Mutoh offers a full line of solvent, aqueous, hybrid, and sublimation large-format printers (see sidebar). Its ValueJet eco-solvent devices, which output from 48 inches to 104 inches wide, are targeted at the sign and display market. Ideally suited for the production of long-term outdoor applications, typical jobs include full-color posters, banners, backlit signage, point-of-sale (POS) displays, external notices for buildings, production plants, and construction sites as well as adhesive signs and stickers. The ValueJet 1624 model also can be used for durable, photo-realistic prints for indoor usage, according to Mutoh.

The 1624, a WFI Top Product in 2012, prints at speeds up to 600 square feet per hour using state-of-the-art print head technology. The 1624 model is able to be equipped with the SpectroVue VM-10 spectrophotometer, which was specifically developed for on-printer color calibration, achieving a higher level of color consistency for multi-run print jobs as well as those printed on different substrates.

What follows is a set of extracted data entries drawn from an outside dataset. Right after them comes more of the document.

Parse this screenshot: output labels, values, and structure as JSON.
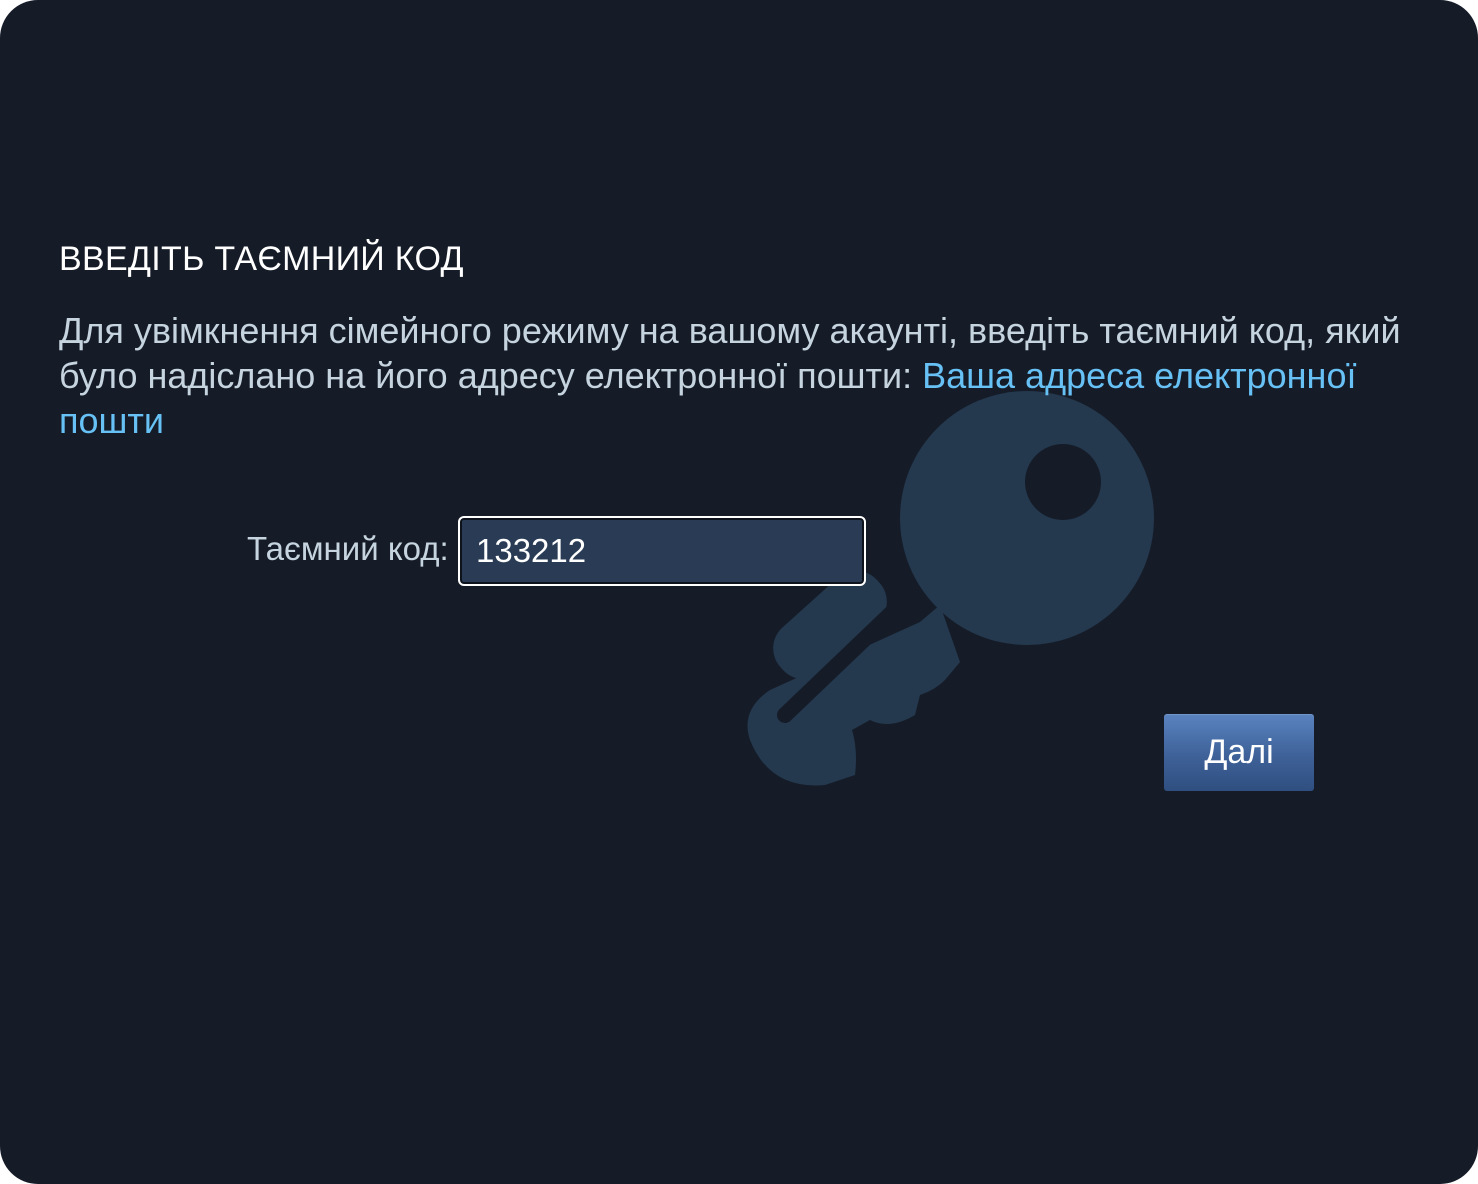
{
  "dialog": {
    "title": "ВВЕДІТЬ ТАЄМНИЙ КОД",
    "description_text": "Для увімкнення сімейного режиму на вашому акаунті, введіть таємний код, який було надіслано на його адресу електронної пошти: ",
    "email_link_text": "Ваша адреса електронної пошти",
    "code_label": "Таємний код:",
    "code_value": "133212",
    "next_button_label": "Далі",
    "watermark_icon": "key-icon"
  },
  "colors": {
    "background": "#151c28",
    "link": "#67c1f5",
    "text": "#c6d4df",
    "input_background": "#2a3c55",
    "button": "#4a6fa8"
  }
}
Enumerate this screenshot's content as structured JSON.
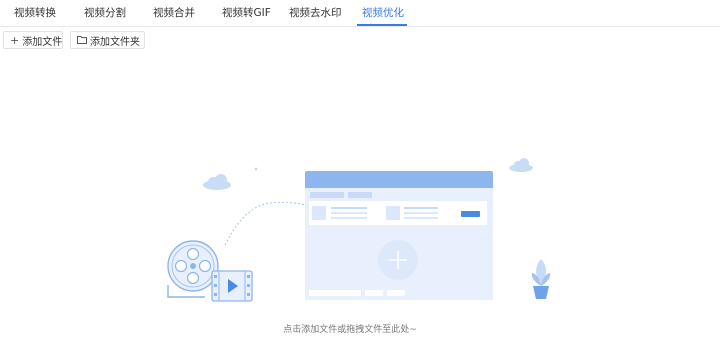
{
  "tabs": [
    {
      "label": "视频转换"
    },
    {
      "label": "视频分割"
    },
    {
      "label": "视频合并"
    },
    {
      "label": "视频转GIF"
    },
    {
      "label": "视频去水印"
    },
    {
      "label": "视频优化",
      "active": true
    }
  ],
  "toolbar": {
    "add_file_label": "添加文件",
    "add_folder_label": "添加文件夹",
    "add_file_icon": "plus-icon",
    "add_folder_icon": "folder-icon"
  },
  "empty_state": {
    "hint": "点击添加文件或拖拽文件至此处~"
  },
  "colors": {
    "accent": "#3a7be0",
    "illustration_light": "#e8f0fd",
    "illustration_mid": "#c7dbf8",
    "illustration_dark": "#8db6ee"
  }
}
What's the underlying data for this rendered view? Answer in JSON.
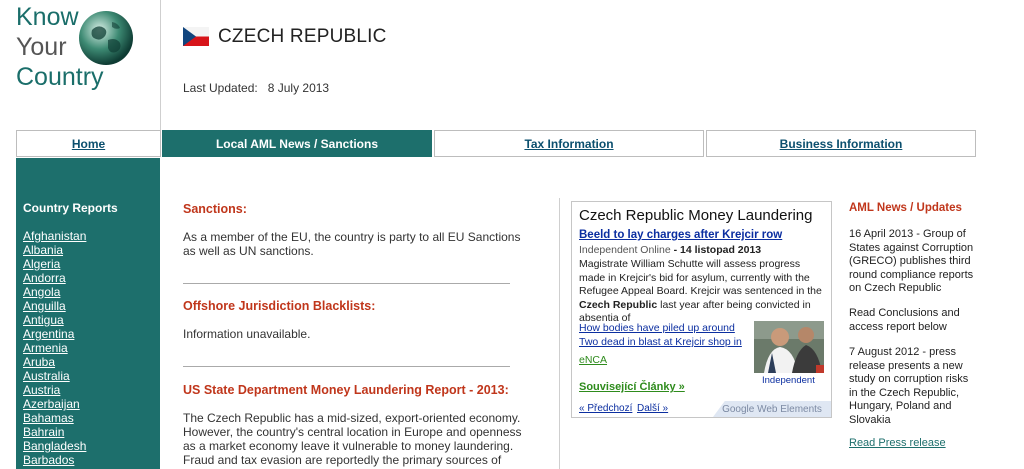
{
  "logo": {
    "line1": "Know",
    "line2": "Your",
    "line3": "Country"
  },
  "header": {
    "country": "CZECH REPUBLIC",
    "updated_label": "Last Updated:",
    "updated_date": "8 July 2013"
  },
  "nav": {
    "home": "Home",
    "aml": "Local AML News / Sanctions",
    "tax": "Tax Information",
    "business": "Business Information"
  },
  "sidebar": {
    "title": "Country Reports",
    "countries": [
      "Afghanistan",
      "Albania",
      "Algeria",
      "Andorra",
      "Angola",
      "Anguilla",
      "Antigua",
      "Argentina",
      "Armenia",
      "Aruba",
      "Australia",
      "Austria",
      "Azerbaijan",
      "Bahamas",
      "Bahrain",
      "Bangladesh",
      "Barbados"
    ]
  },
  "main": {
    "sanctions_title": "Sanctions:",
    "sanctions_text": "As a member of the EU, the country is party to all EU Sanctions as well as UN sanctions.",
    "offshore_title": "Offshore Jurisdiction Blacklists:",
    "offshore_text": "Information unavailable.",
    "us_title": "US State Department Money Laundering Report - 2013:",
    "us_text": "The Czech Republic has a mid-sized, export-oriented economy. However, the country's central location in Europe and openness as a market economy leave it vulnerable to money laundering. Fraud and tax evasion are reportedly the primary sources of"
  },
  "widget": {
    "title": "Czech Republic Money Laundering",
    "headline": "Beeld to lay charges after Krejcir row",
    "source": "Independent Online",
    "date": "- 14 listopad 2013",
    "body_1": "Magistrate William Schutte will assess progress made in Krejcir's bid for asylum, currently with the Refugee Appeal Board. Krejcir was sentenced in the ",
    "body_bold": "Czech Republic",
    "body_2": " last year after being convicted in absentia of",
    "link1": "How bodies have piled up around",
    "link2": "Two dead in blast at Krejcir shop in",
    "link3": "eNCA",
    "thumb_caption": "Independent",
    "related": "Související Články »",
    "prev": "« Předchozí",
    "next": "Další »",
    "brand": "Google Web Elements"
  },
  "right": {
    "title": "AML News / Updates",
    "item1": "16 April 2013 - Group of States against Corruption (GRECO) publishes third round compliance reports on Czech Republic",
    "item2": "Read Conclusions and access report below",
    "item3": "7 August 2012 - press release presents a new study on corruption risks in the Czech Republic, Hungary, Poland and Slovakia",
    "link": "Read Press release"
  },
  "colors": {
    "teal": "#1d6f6c",
    "accent_red": "#c0361b",
    "link_blue": "#0b2ea0",
    "green": "#2e8b1c"
  }
}
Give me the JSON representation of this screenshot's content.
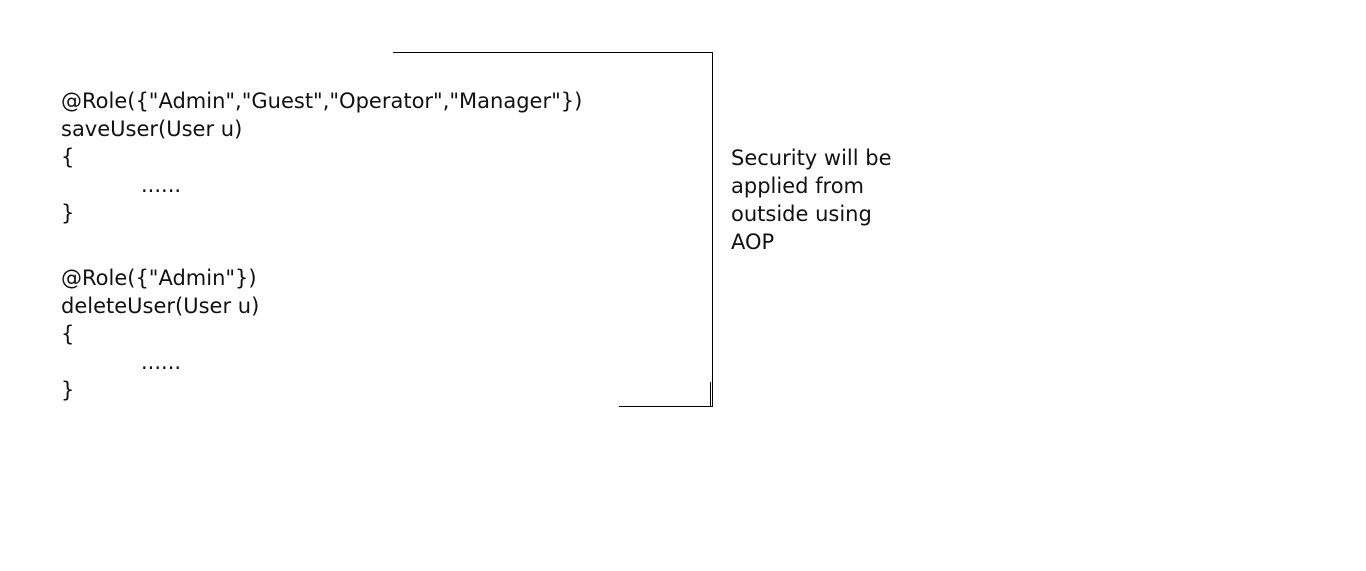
{
  "method1": {
    "annotation": "@Role({\"Admin\",\"Guest\",\"Operator\",\"Manager\"})",
    "signature": "saveUser(User u)",
    "open_brace": "{",
    "body": "......",
    "close_brace": "}"
  },
  "method2": {
    "annotation": "@Role({\"Admin\"})",
    "signature": "deleteUser(User u)",
    "open_brace": "{",
    "body": "......",
    "close_brace": "}"
  },
  "note": {
    "lines": [
      "Security will be",
      "applied from",
      "outside using",
      "AOP"
    ]
  }
}
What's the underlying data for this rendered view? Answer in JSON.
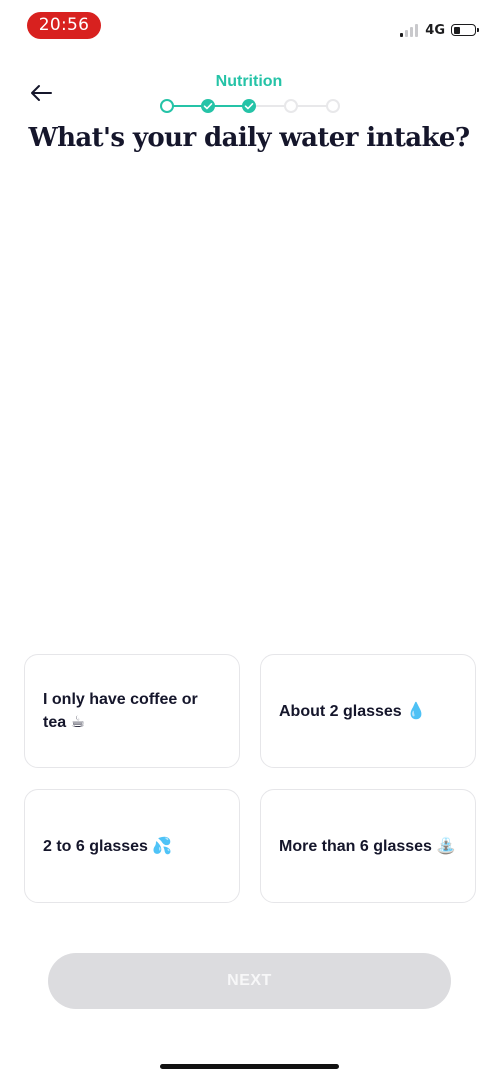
{
  "status_bar": {
    "time": "20:56",
    "network": "4G",
    "signal_bars_active": 1,
    "signal_bars_total": 4,
    "battery_level": 0.35
  },
  "header": {
    "back_icon": "arrow-left-icon",
    "section": "Nutrition",
    "progress": {
      "total_steps": 5,
      "current_step": 1,
      "completed_steps": [
        2,
        3
      ]
    }
  },
  "question": "What's your daily water intake?",
  "options": [
    {
      "label": "I only have coffee or tea ☕"
    },
    {
      "label": "About 2 glasses 💧"
    },
    {
      "label": "2 to 6 glasses 💦"
    },
    {
      "label": "More than 6 glasses ⛲"
    }
  ],
  "next_button": {
    "label": "NEXT",
    "enabled": false
  },
  "colors": {
    "accent": "#25c3a7",
    "status_time_bg": "#d8211f",
    "inactive": "#dcdcdf",
    "title": "#15162b"
  }
}
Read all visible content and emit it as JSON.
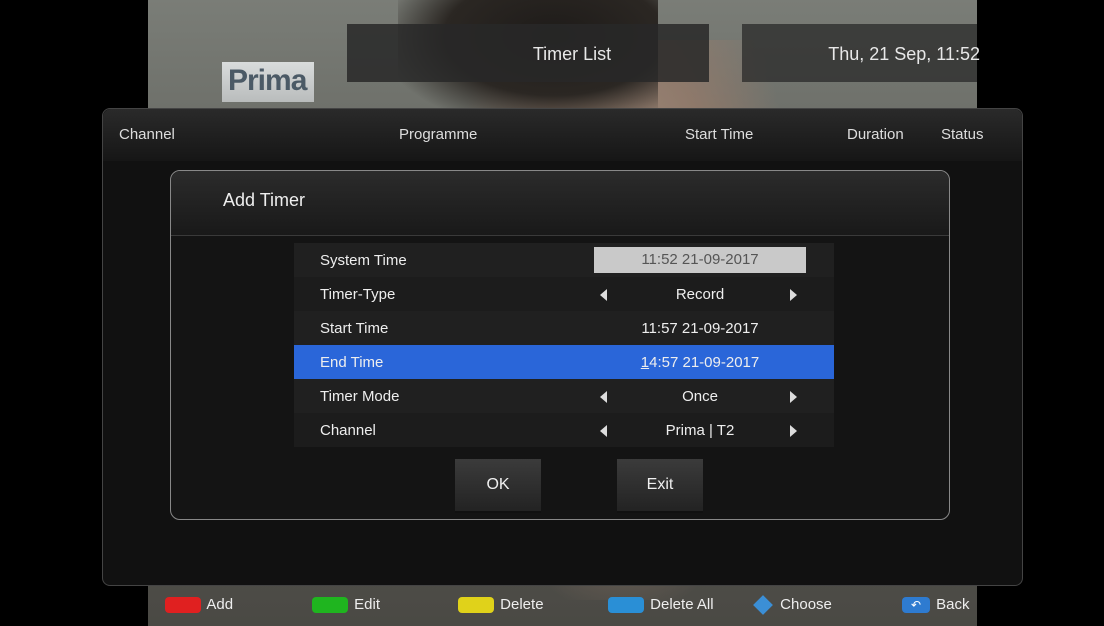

The 1624 printer also comes with a movable ink cartridge holder that accommodates both 220-ml and 440-ml cartridges. The ValueJet line offers additional performance enhancements standard such as improved paper feed accuracy and take-up system, ink changes on the fly, and three individually controlled heaters for faster drying. Mutoh’s patented I² Intelligent Interweaving print technology is a standard feature. Revolutionary in the piezo printing application world, this technique allows for increased print speeds and virtually eliminates banding. Its improved accuracy and consistency of dot size and dot release during printing enriches the image.

In one of Mutoh’s most recent installations, a ValueJet 1624 was added in January at Dalesflex Signs & Graphics Ltd., North Yorkshire, UK, where a bulk ink system already is contributing to cost savings. Wide-format shop Dalesflex, in business for less than two years, specializes in vehicle wraps. To better serve its customers, the firm replaced its aging Mutoh Rockhopper printer it had initially acquired with a newer, more efficient model.

“We were pretty confident that we wanted to stay with Mutoh printers, so we started searching the Internet for suppliers of these machines,” explained director Andy Walls. “We spoke to a number of companies and in mid-2013 settled on making the purchase of a ... ValueJet 1624 through [dealer] Stanford Marsh Group Graphics. As a new business, we were keen to work with a company that could simplify the whole purchasing and installation process,” he said of SMGG. “The company offered us an end-to-end service from recommending a solution through to sorting out a way of leasing the chosen system – thereby helping us to retain more of our cash reserves.” SMGG also advised that buying the bulk ink system (BIS) would prove more cost-effective than purchasing individual cartridges. “The Mutoh BIS enables us to keep the running costs of the machine down, whilst sticking to OEM inks,” Walls added.

ONYX’s RIP was installed on the machine, and SMGG provided training for the Dalesflex team on the software. The machine was put to good use with a short-turnaround piece shortly before Christmas. “On our previous printer, the project would have taken weeks,” Walls noted. “However, with the new Mutoh successfully installed, we managed to print 250 linear metres of media in just three days. It was unreal – the machine just ate the media! If anything, our only issue following installation relates to the fact that we need to retrain our practices to keep up with the printer.”